Be sure to have the 12mm Serrated Wrench fully seated into the head bolt. Also, be sure to replace the valve cover gasket with a MB brand. A few of us have had oil leaks due to the aftermarket gaskets not being quite as thick as the MB brand.

Good luck, hope all goes well.:thumbsup:
 
#17 ·
Yes, follow SLK's numbers he already posted. You guys share the same engine (M102).
The thread you sent had some mix-up, though he gave some expected torques for his job with 41 ft-lb + quarter turn each time.
You can see if yours is simillar to his numbers but remember there is a reason why one does not torque to a final ft-lb spec.

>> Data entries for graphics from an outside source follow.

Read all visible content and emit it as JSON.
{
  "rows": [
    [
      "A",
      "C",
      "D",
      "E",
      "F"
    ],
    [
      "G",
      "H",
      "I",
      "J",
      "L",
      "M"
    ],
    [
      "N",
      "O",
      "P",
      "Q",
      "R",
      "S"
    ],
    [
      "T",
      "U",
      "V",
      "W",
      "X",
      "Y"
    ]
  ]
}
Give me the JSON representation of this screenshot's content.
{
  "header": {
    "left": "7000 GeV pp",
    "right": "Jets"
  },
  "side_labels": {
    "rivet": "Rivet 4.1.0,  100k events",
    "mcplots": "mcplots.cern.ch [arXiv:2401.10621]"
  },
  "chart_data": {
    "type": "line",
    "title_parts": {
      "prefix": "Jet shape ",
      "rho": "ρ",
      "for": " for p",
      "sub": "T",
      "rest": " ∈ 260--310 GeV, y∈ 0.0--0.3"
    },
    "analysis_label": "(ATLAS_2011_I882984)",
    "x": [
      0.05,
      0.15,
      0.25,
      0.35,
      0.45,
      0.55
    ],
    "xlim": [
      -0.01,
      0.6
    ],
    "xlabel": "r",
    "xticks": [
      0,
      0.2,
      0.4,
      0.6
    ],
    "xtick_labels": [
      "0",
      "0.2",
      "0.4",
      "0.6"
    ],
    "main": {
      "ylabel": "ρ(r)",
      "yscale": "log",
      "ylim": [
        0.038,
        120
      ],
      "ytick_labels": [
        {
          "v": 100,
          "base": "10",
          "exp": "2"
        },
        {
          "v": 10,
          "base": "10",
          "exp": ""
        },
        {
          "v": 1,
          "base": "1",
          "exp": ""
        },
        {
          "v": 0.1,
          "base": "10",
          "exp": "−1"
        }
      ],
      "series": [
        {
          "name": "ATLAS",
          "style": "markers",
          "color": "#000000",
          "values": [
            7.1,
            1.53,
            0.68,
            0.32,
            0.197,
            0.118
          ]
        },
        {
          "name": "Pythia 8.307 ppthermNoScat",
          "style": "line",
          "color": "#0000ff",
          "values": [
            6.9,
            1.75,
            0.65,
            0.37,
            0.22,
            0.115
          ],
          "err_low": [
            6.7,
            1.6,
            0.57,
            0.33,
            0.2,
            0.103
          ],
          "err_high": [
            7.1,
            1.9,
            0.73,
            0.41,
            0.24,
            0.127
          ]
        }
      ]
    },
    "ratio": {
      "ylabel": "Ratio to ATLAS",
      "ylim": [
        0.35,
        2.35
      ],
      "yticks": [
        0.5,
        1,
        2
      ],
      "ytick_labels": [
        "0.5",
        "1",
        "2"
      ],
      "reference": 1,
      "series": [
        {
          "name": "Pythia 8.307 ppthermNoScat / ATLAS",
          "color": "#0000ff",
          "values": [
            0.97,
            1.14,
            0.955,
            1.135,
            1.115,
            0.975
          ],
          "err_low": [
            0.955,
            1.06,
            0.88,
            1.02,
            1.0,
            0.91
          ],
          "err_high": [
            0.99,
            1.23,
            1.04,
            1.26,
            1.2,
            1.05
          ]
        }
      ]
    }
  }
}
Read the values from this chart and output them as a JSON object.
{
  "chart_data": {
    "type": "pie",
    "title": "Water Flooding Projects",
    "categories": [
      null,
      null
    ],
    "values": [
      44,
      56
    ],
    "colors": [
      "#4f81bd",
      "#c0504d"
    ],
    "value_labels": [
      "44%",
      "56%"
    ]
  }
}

It must be because the important issue here is "travel/compression", not torque.

So one first gets all the bolts to a moderate position at 41 ft-lbs, then one 'compresses" the head gasket equivalent to a quarter turn each time (which translates to a certain amount of compression of the gasket.

Problem is a used gasket does not compress like a new gasket does. Which is probably why what you are attempting is not an exact science.